The data also shows that bike usage is positively correlated with temperature in Chicago, with more trips being made during the warmer summer months and fewer trips during the colder winter months. This finding suggests that Cyclistic may want to adjust its marketing strategy to promote bike usage during the late spring and early summer months.

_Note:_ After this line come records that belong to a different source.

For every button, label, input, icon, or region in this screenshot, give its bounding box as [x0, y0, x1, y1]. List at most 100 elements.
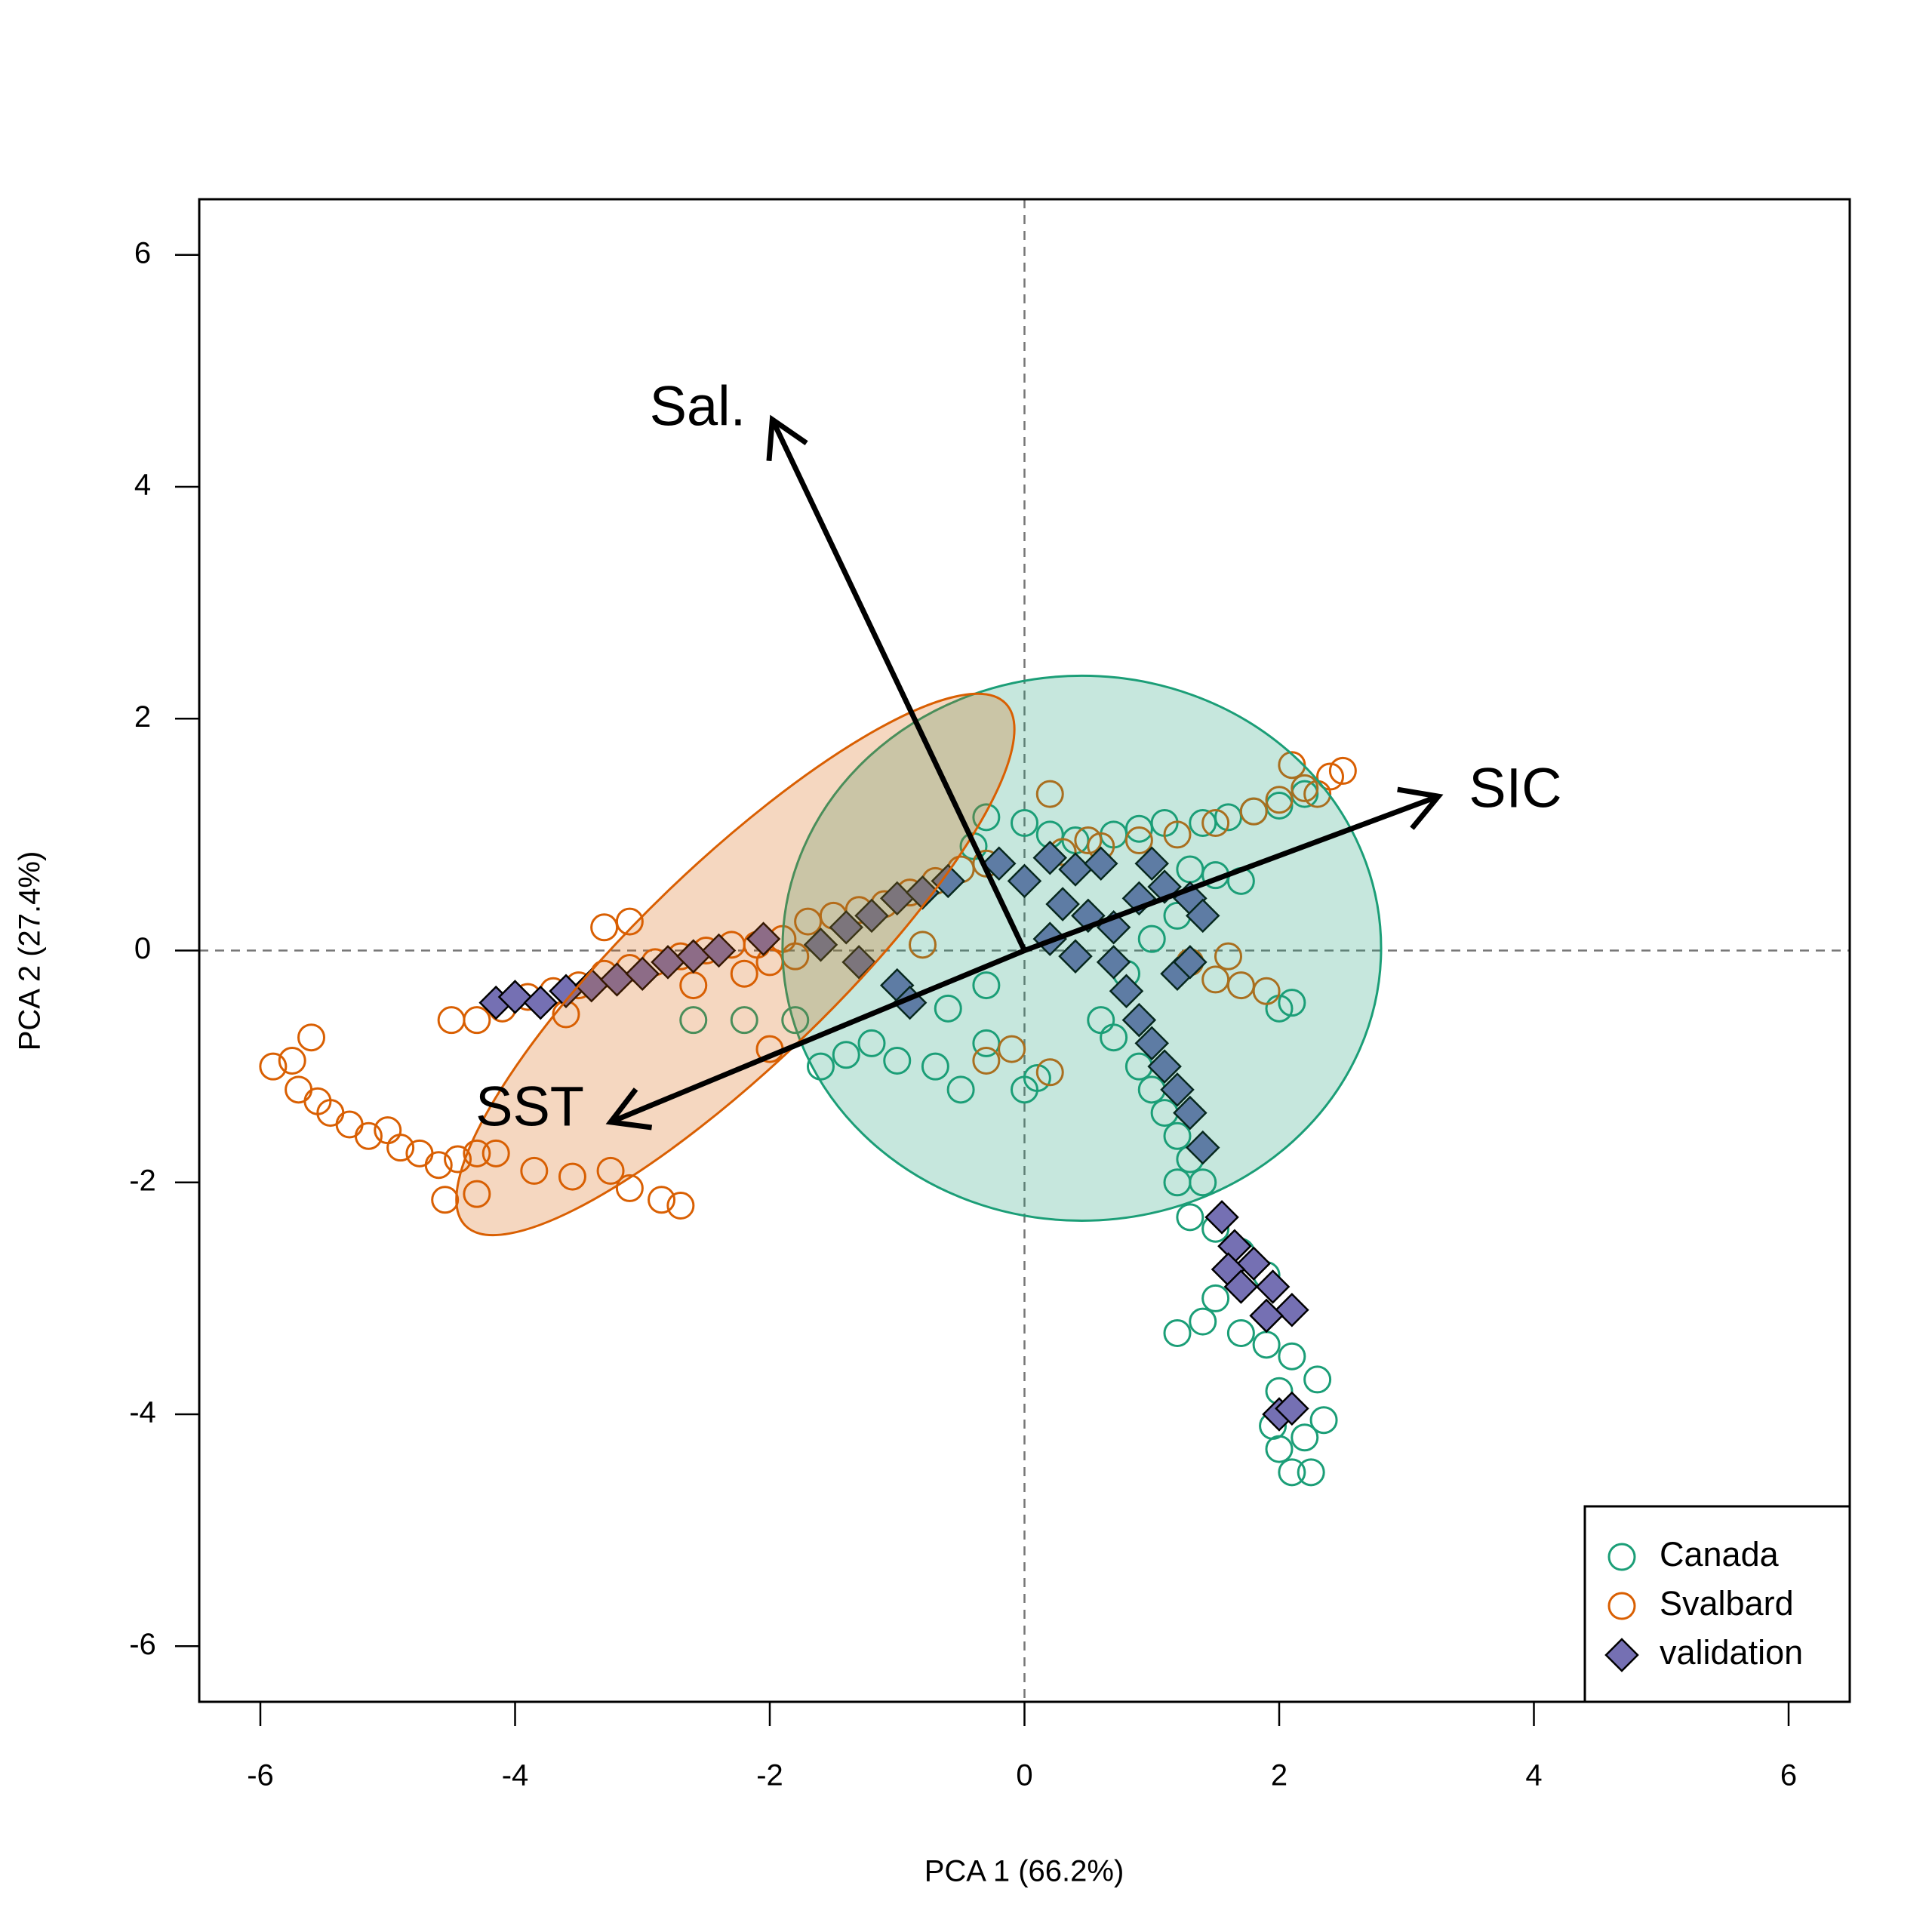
point: [1032, 840, 1068, 875]
loading-arrow: [1023, 793, 1440, 953]
point: [497, 980, 533, 1014]
x-axis-label: PCA 1 (66.2%): [924, 1855, 1124, 1888]
point: [1214, 942, 1242, 971]
point: [1011, 809, 1038, 838]
point: [481, 1139, 510, 1168]
point: [386, 1134, 415, 1162]
point: [921, 1052, 949, 1081]
point: [1163, 1318, 1192, 1347]
y-tick-label: -4: [129, 1396, 156, 1429]
y-tick-label: 4: [134, 469, 151, 502]
point: [730, 959, 758, 988]
point: [1185, 1130, 1220, 1165]
point: [1121, 1002, 1157, 1038]
point: [596, 1156, 625, 1185]
point: [1201, 809, 1230, 838]
legend-marker: [1604, 1638, 1639, 1672]
point: [444, 1145, 472, 1174]
point: [701, 933, 737, 968]
point: [1204, 1200, 1239, 1235]
point: [1134, 1026, 1170, 1061]
point: [905, 875, 940, 910]
plot-frame: [198, 198, 1851, 1703]
series-2: [478, 840, 1309, 1432]
point: [1226, 1318, 1255, 1347]
point: [1291, 1423, 1319, 1452]
point: [666, 1191, 695, 1220]
point: [558, 1162, 586, 1191]
point: [807, 1052, 835, 1081]
point: [1265, 1435, 1294, 1463]
confidence-ellipse: [455, 692, 1016, 1237]
point: [1163, 1168, 1192, 1197]
point: [1189, 1307, 1217, 1336]
loading-arrow: [609, 948, 1026, 1125]
point: [857, 1029, 886, 1057]
point: [1147, 1049, 1182, 1084]
point: [520, 1156, 549, 1185]
point: [278, 1046, 306, 1075]
point: [335, 1110, 364, 1139]
point: [1252, 977, 1281, 1005]
point: [1083, 846, 1118, 881]
point: [1265, 786, 1294, 814]
point: [463, 1139, 491, 1168]
point: [1249, 1298, 1284, 1334]
point: [1239, 797, 1268, 826]
point: [1176, 1203, 1204, 1232]
point: [1045, 887, 1080, 921]
series-0: [679, 780, 1338, 1487]
point: [374, 1116, 402, 1145]
point: [1278, 1458, 1306, 1487]
point: [829, 910, 864, 945]
legend-label: validation: [1660, 1633, 1803, 1672]
loading-label: Sal.: [650, 374, 746, 437]
point: [946, 1075, 975, 1104]
point: [648, 1186, 676, 1214]
y-tick-label: 0: [134, 932, 151, 965]
point: [1291, 774, 1319, 802]
point: [854, 898, 889, 934]
point: [931, 863, 966, 899]
point: [1096, 945, 1131, 980]
point: [781, 1006, 810, 1035]
x-tick-label: 6: [1780, 1759, 1797, 1792]
point: [832, 1041, 860, 1069]
point: [1223, 1269, 1259, 1304]
x-tick-label: -4: [502, 1759, 529, 1792]
arrow-head: [605, 1088, 653, 1131]
point: [437, 1006, 466, 1035]
y-tick-label: -6: [129, 1628, 156, 1661]
point: [297, 1023, 325, 1052]
loading-label: SST: [475, 1075, 584, 1137]
loading-arrow: [770, 418, 1027, 952]
point: [1160, 1072, 1195, 1107]
point: [463, 1180, 491, 1208]
point: [625, 956, 660, 991]
legend-marker: [1607, 1592, 1636, 1620]
arrow-head: [1397, 786, 1444, 830]
point: [1109, 974, 1144, 1009]
point: [615, 907, 644, 936]
point: [1173, 945, 1208, 980]
point: [972, 1046, 1001, 1075]
point: [730, 1006, 758, 1035]
point: [1275, 1292, 1309, 1327]
legend-marker: [1607, 1543, 1636, 1571]
x-tick-label: -2: [756, 1759, 783, 1792]
point: [1278, 1342, 1306, 1371]
legend-label: Canada: [1660, 1535, 1780, 1574]
point: [1035, 780, 1064, 808]
point: [1328, 756, 1357, 785]
y-tick-label: -2: [129, 1164, 156, 1197]
point: [463, 1006, 491, 1035]
point: [523, 985, 558, 1020]
point: [1185, 898, 1220, 934]
point: [1278, 989, 1306, 1017]
legend-label: Svalbard: [1660, 1584, 1794, 1623]
point: [1124, 826, 1153, 855]
x-tick-label: 4: [1525, 1759, 1542, 1792]
x-tick-label: -6: [247, 1759, 274, 1792]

Furthermore, the data shows that casual riders tend to make more trips in downtown Chicago (Millenium Park, Navy Pier) and in Hyde Park, whereas annual members are more scattered throughout the city. This insight may be useful in developing targeted marketing campaigns to convert casual riders into annual members, such as advertising in docking stations frequently used by casual riders.

Deliverable:

My top three recommendations based on my analysis:

Note: Additional data we could use to expand on our findings

All ride ids in the data set are unique so we cannot conclude if the same person made multiple trips. Pricing details for casual riders and annual members in order to optimize cost structure and provide discounts without affecting the margin. Data on bike availability and demand levels across stations. Based on the analysis, casual riders tend to make more trips in downtown Chicago and Hyde Park, while annual members are more scattered throughout the city. Cyclistic could consider redistributing bikes from less used stations to high demand areas to ensure that bikes are available when and where they are needed most. Cyclistic could also consider expanding to other areas within the state of Illinois or even expanding to other states, depending on the demand for bike-share programs in those areas.